With the receipt and inventory examples above, the "weigh" product matches the 
fifth item on the receipt, which the "due" product matches the last item 
because the price of 0.89 is considered in the open interval. The third product 
(disregarding the range of products below it for now) matches the second and 
fourth item because they are involved in the "disco" discount and their 
normalized prices are 2.50 and 2.00, respectively.

For metadata, it is possible to define a product's brand, description, category 
and type, as text. This is free-form, although it is a good idea to write 
brands, categories and types in the same way, as a form of taxonomy across 
products. Additionally, we recognize the following numerical properties of 
products:

- The portions in a product, as a number. Use common sense whether this is 
  relevant to provide for you; normally this is the number of discrete items in 
  the package, but for other products this is a recommended serving size.
- The weight of a product, using a quantity with a unit.
- The volume of a product, using a quantity with a unit.
- The percentage of alcohol contained in a product.

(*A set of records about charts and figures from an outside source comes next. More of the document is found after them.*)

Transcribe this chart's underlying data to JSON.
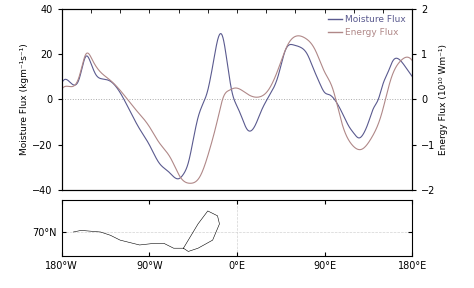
{
  "ylabel_left": "Moisture Flux (kgm⁻¹s⁻¹)",
  "ylabel_right": "Energy Flux (10¹⁰ Wm⁻¹)",
  "ylim_left": [
    -40,
    40
  ],
  "ylim_right": [
    -2,
    2
  ],
  "xlim": [
    -180,
    180
  ],
  "xticks": [
    -180,
    -90,
    0,
    90,
    180
  ],
  "xticklabels": [
    "180°W",
    "90°W",
    "0°E",
    "90°E",
    "180°E"
  ],
  "yticks_left": [
    -40,
    -20,
    0,
    20,
    40
  ],
  "yticks_right": [
    -2,
    -1,
    0,
    1,
    2
  ],
  "moisture_color": "#5a5a8f",
  "energy_color": "#b08888",
  "background_color": "#ffffff",
  "legend_moisture": "Moisture Flux",
  "legend_energy": "Energy Flux",
  "moisture_kp_x": [
    -180,
    -170,
    -162,
    -155,
    -150,
    -145,
    -138,
    -130,
    -120,
    -110,
    -100,
    -90,
    -80,
    -70,
    -60,
    -55,
    -50,
    -45,
    -40,
    -35,
    -30,
    -27,
    -24,
    -20,
    -15,
    -10,
    -5,
    0,
    5,
    10,
    18,
    25,
    35,
    42,
    50,
    58,
    65,
    72,
    78,
    85,
    90,
    95,
    100,
    108,
    115,
    120,
    125,
    130,
    135,
    140,
    145,
    150,
    155,
    160,
    165,
    170,
    175,
    180
  ],
  "moisture_kp_y": [
    7,
    7,
    9,
    19,
    16,
    11,
    9,
    8,
    3,
    -5,
    -13,
    -20,
    -28,
    -32,
    -35,
    -33,
    -28,
    -18,
    -8,
    -2,
    4,
    10,
    17,
    26,
    28,
    16,
    3,
    -3,
    -8,
    -13,
    -12,
    -5,
    3,
    10,
    22,
    24,
    23,
    20,
    14,
    7,
    3,
    2,
    0,
    -6,
    -12,
    -15,
    -17,
    -15,
    -10,
    -4,
    0,
    7,
    12,
    17,
    18,
    16,
    13,
    10
  ],
  "energy_kp_x": [
    -180,
    -170,
    -162,
    -155,
    -148,
    -140,
    -130,
    -118,
    -105,
    -90,
    -80,
    -68,
    -58,
    -48,
    -38,
    -28,
    -20,
    -14,
    -8,
    -2,
    5,
    12,
    22,
    32,
    42,
    52,
    62,
    70,
    80,
    90,
    98,
    108,
    118,
    128,
    138,
    148,
    158,
    168,
    178,
    180
  ],
  "energy_kp_y": [
    0.22,
    0.28,
    0.5,
    1.0,
    0.85,
    0.6,
    0.42,
    0.15,
    -0.2,
    -0.6,
    -0.95,
    -1.3,
    -1.72,
    -1.85,
    -1.7,
    -1.1,
    -0.45,
    0.05,
    0.2,
    0.25,
    0.2,
    0.1,
    0.05,
    0.2,
    0.65,
    1.2,
    1.4,
    1.35,
    1.1,
    0.6,
    0.25,
    -0.55,
    -1.0,
    -1.1,
    -0.85,
    -0.35,
    0.45,
    0.85,
    0.9,
    0.85
  ]
}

There are also two identifiers recognized for the products, which are the `sku` 
(stock-keeping unit) and the `gtin` (global trade item number). The former may 
be obtained from an external registry of the shop for lookup purposes and is 
free-form text, while the latter is a number of at most 14 digits, which may
correspond to the barcode on a product, usually written with zeroes on the 
start of the number to pad it to the maximum length. These two identification 
codes should also be unique within the inventory (and the GTIN even across 
shops), meaning that the `rechu new` command detects duplicates and gives the 
option to merge them.

When a product comes in different forms which share the same properties or are 
otherwise hard to distinguish (like when they show up with the same labels, 
prices and/or discounts on the receipts), it is possible to define a range of 
product metadata items in an array. These inherit most fields from the generic 
product defined at the top level, except for sku/gtin identification codes. 
Product range metadata can override fields from the generic product and even 
leave out matchers, such as in the Small variant of the chocolate type product.

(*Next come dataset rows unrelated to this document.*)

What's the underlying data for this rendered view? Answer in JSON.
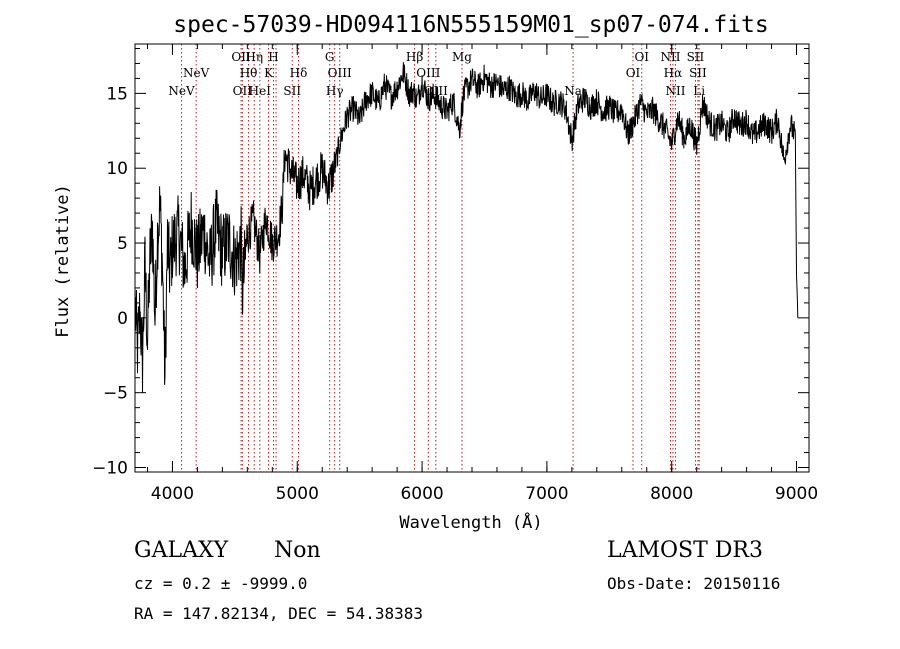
{
  "chart_data": {
    "type": "line",
    "title": "spec-57039-HD094116N555159M01_sp07-074.fits",
    "xlabel": "Wavelength (Å)",
    "ylabel": "Flux (relative)",
    "xlim": [
      3700,
      9100
    ],
    "ylim": [
      -10.3,
      18.3
    ],
    "xticks": [
      4000,
      5000,
      6000,
      7000,
      8000,
      9000
    ],
    "yticks": [
      -10,
      -5,
      0,
      5,
      10,
      15
    ],
    "grid": false,
    "series": [
      {
        "name": "spectrum",
        "x": [
          3700,
          3720,
          3740,
          3760,
          3780,
          3800,
          3820,
          3840,
          3860,
          3880,
          3900,
          3920,
          3940,
          3960,
          3980,
          4000,
          4050,
          4100,
          4150,
          4200,
          4250,
          4300,
          4350,
          4400,
          4450,
          4500,
          4550,
          4560,
          4600,
          4650,
          4700,
          4750,
          4800,
          4850,
          4880,
          4900,
          4950,
          5000,
          5050,
          5100,
          5150,
          5200,
          5250,
          5300,
          5350,
          5400,
          5450,
          5500,
          5550,
          5600,
          5650,
          5700,
          5750,
          5800,
          5850,
          5900,
          5930,
          5960,
          6000,
          6050,
          6100,
          6150,
          6200,
          6250,
          6300,
          6330,
          6350,
          6400,
          6450,
          6500,
          6550,
          6600,
          6650,
          6700,
          6750,
          6800,
          6850,
          6900,
          6950,
          7000,
          7050,
          7100,
          7150,
          7200,
          7250,
          7300,
          7350,
          7400,
          7450,
          7500,
          7550,
          7600,
          7650,
          7700,
          7750,
          7800,
          7850,
          7900,
          7950,
          8000,
          8050,
          8100,
          8150,
          8200,
          8250,
          8300,
          8350,
          8400,
          8450,
          8500,
          8550,
          8600,
          8650,
          8700,
          8750,
          8800,
          8850,
          8900,
          8950,
          8990,
          9000,
          9010
        ],
        "y": [
          1.0,
          -2.0,
          0.5,
          -3.0,
          3.5,
          -1.5,
          4.0,
          6.0,
          0.0,
          5.5,
          7.5,
          3.5,
          -4.0,
          5.0,
          3.0,
          4.8,
          5.7,
          3.2,
          6.4,
          4.1,
          5.9,
          3.6,
          6.2,
          4.4,
          5.3,
          3.8,
          4.9,
          1.6,
          5.5,
          6.5,
          4.2,
          6.8,
          5.0,
          5.6,
          7.5,
          10.9,
          9.8,
          8.9,
          9.6,
          8.5,
          9.2,
          9.9,
          8.7,
          10.1,
          12.0,
          13.5,
          14.0,
          13.2,
          14.6,
          15.0,
          14.3,
          15.6,
          14.8,
          15.4,
          16.4,
          14.9,
          15.2,
          14.5,
          15.8,
          14.6,
          14.9,
          14.2,
          13.8,
          14.5,
          12.6,
          14.8,
          15.2,
          15.9,
          15.4,
          16.1,
          15.5,
          15.7,
          15.2,
          15.4,
          14.8,
          15.0,
          14.5,
          15.2,
          14.6,
          14.9,
          14.3,
          14.5,
          14.0,
          11.9,
          14.2,
          14.7,
          14.1,
          14.5,
          13.8,
          14.1,
          13.6,
          14.0,
          12.2,
          13.2,
          14.4,
          13.6,
          13.9,
          13.2,
          12.6,
          11.6,
          13.4,
          12.0,
          12.9,
          11.5,
          14.4,
          13.1,
          12.6,
          13.0,
          12.3,
          13.5,
          12.8,
          13.2,
          12.1,
          12.6,
          13.0,
          12.4,
          13.3,
          10.5,
          12.9,
          12.2,
          3.0,
          0.0
        ]
      }
    ],
    "lines": [
      {
        "x": 4073,
        "label": "NeV",
        "row": 3
      },
      {
        "x": 4190,
        "label": "NeV",
        "row": 2
      },
      {
        "x": 4550,
        "label": "OII",
        "row": 1
      },
      {
        "x": 4560,
        "label": "OII",
        "row": 3
      },
      {
        "x": 4610,
        "label": "Hθ",
        "row": 2
      },
      {
        "x": 4655,
        "label": "Hη",
        "row": 1
      },
      {
        "x": 4700,
        "label": "HeI",
        "row": 3
      },
      {
        "x": 4770,
        "label": "K",
        "row": 2
      },
      {
        "x": 4810,
        "label": "H",
        "row": 1
      },
      {
        "x": 4830,
        "label": "",
        "row": 0
      },
      {
        "x": 4960,
        "label": "SII",
        "row": 3
      },
      {
        "x": 5010,
        "label": "Hδ",
        "row": 2
      },
      {
        "x": 5260,
        "label": "G",
        "row": 1
      },
      {
        "x": 5300,
        "label": "Hγ",
        "row": 3
      },
      {
        "x": 5340,
        "label": "OIII",
        "row": 2
      },
      {
        "x": 5940,
        "label": "Hβ",
        "row": 1
      },
      {
        "x": 6050,
        "label": "OIII",
        "row": 2
      },
      {
        "x": 6110,
        "label": "OIII",
        "row": 3
      },
      {
        "x": 6320,
        "label": "Mg",
        "row": 1
      },
      {
        "x": 7210,
        "label": "Na",
        "row": 3
      },
      {
        "x": 7690,
        "label": "OI",
        "row": 2
      },
      {
        "x": 7760,
        "label": "OI",
        "row": 1
      },
      {
        "x": 7990,
        "label": "NII",
        "row": 1
      },
      {
        "x": 8010,
        "label": "Hα",
        "row": 2
      },
      {
        "x": 8030,
        "label": "NII",
        "row": 3
      },
      {
        "x": 8190,
        "label": "SII",
        "row": 1
      },
      {
        "x": 8210,
        "label": "SII",
        "row": 2
      },
      {
        "x": 8220,
        "label": "Li",
        "row": 3
      }
    ],
    "colors": {
      "axes": "#000000",
      "spectrum": "#000000",
      "lines": "#b22222"
    }
  },
  "info": {
    "class": "GALAXY",
    "subclass": "Non",
    "survey": "LAMOST DR3",
    "cz": "cz = 0.2 ± -9999.0",
    "obs_date": "Obs-Date: 20150116",
    "coords": "RA = 147.82134, DEC =  54.38383"
  }
}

The matching algorithm prefers generic products over product range metadata 
when they have the same matchers, but with adjustments to their matchers, the 
metadata with the most narrow matchers prevails. This means that overriding 
a matcher to remove it completely decreases the specificity of that product 
(actually making it less likely to be used if it has a duplicate match), while 
overriding it to decrease the number of matching values increases its 
specificity. This is how the second and fourth product on the example receipt 
will end up matching the second and first range product, respectively.

## Shops

When shop identifiers are used in receipts and products, the database ensures 
that there is a metadata model to refer to. Even if the shop is not mentioned 
in a shop inventory file, there will be an empty model for relations to work 
properly. Adding metadata to shops can be helpful to further distinguish the 
store chain and to enable shop-specific configuration.

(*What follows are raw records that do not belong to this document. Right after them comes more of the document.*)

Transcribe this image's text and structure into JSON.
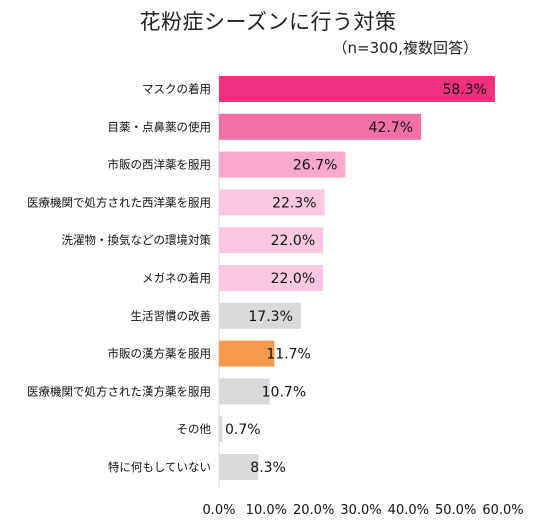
{
  "chart_data": {
    "type": "bar",
    "orientation": "horizontal",
    "title": "花粉症シーズンに行う対策",
    "subtitle": "（n=300,複数回答）",
    "categories": [
      "マスクの着用",
      "目薬・点鼻薬の使用",
      "市販の西洋薬を服用",
      "医療機関で処方された西洋薬を服用",
      "洗濯物・換気などの環境対策",
      "メガネの着用",
      "生活習慣の改善",
      "市販の漢方薬を服用",
      "医療機関で処方された漢方薬を服用",
      "その他",
      "特に何もしていない"
    ],
    "values": [
      58.3,
      42.7,
      26.7,
      22.3,
      22.0,
      22.0,
      17.3,
      11.7,
      10.7,
      0.7,
      8.3
    ],
    "value_labels": [
      "58.3%",
      "42.7%",
      "26.7%",
      "22.3%",
      "22.0%",
      "22.0%",
      "17.3%",
      "11.7%",
      "10.7%",
      "0.7%",
      "8.3%"
    ],
    "bar_colors": [
      "#f0317f",
      "#f36fa8",
      "#f9a9cd",
      "#fbc8e1",
      "#fbc8e1",
      "#fbc8e1",
      "#d9d9d9",
      "#f49a4a",
      "#d9d9d9",
      "#d9d9d9",
      "#d9d9d9"
    ],
    "xlim": [
      0,
      60
    ],
    "x_ticks": [
      "0.0%",
      "10.0%",
      "20.0%",
      "30.0%",
      "40.0%",
      "50.0%",
      "60.0%"
    ],
    "grid": false,
    "legend": "none"
  }
}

Only one YAML file can be used to load shop metadata from. The path to the file 
can be adjusted in the shops data setting. This is an example `shops.yml` file:

```{literalinclude} ../../samples/shops.yml
```

In contrast to other files, there is no overarching object mapping in the shops 
inventory, instead each shop is represented as an object in a primary array. 
Each shop must have a "key" with the identifier used by receipts and products. 
In addition, the shop defines optional text properties like name, website, 
Wikidata item and products URL format which refers to fields from the shop and 
a relevant product. Finally, the shop can have a number of discount indicator 
patterns, which are regular expressions that match portions of a receipt item's 
short sequence of characters that indicate that it was discounted.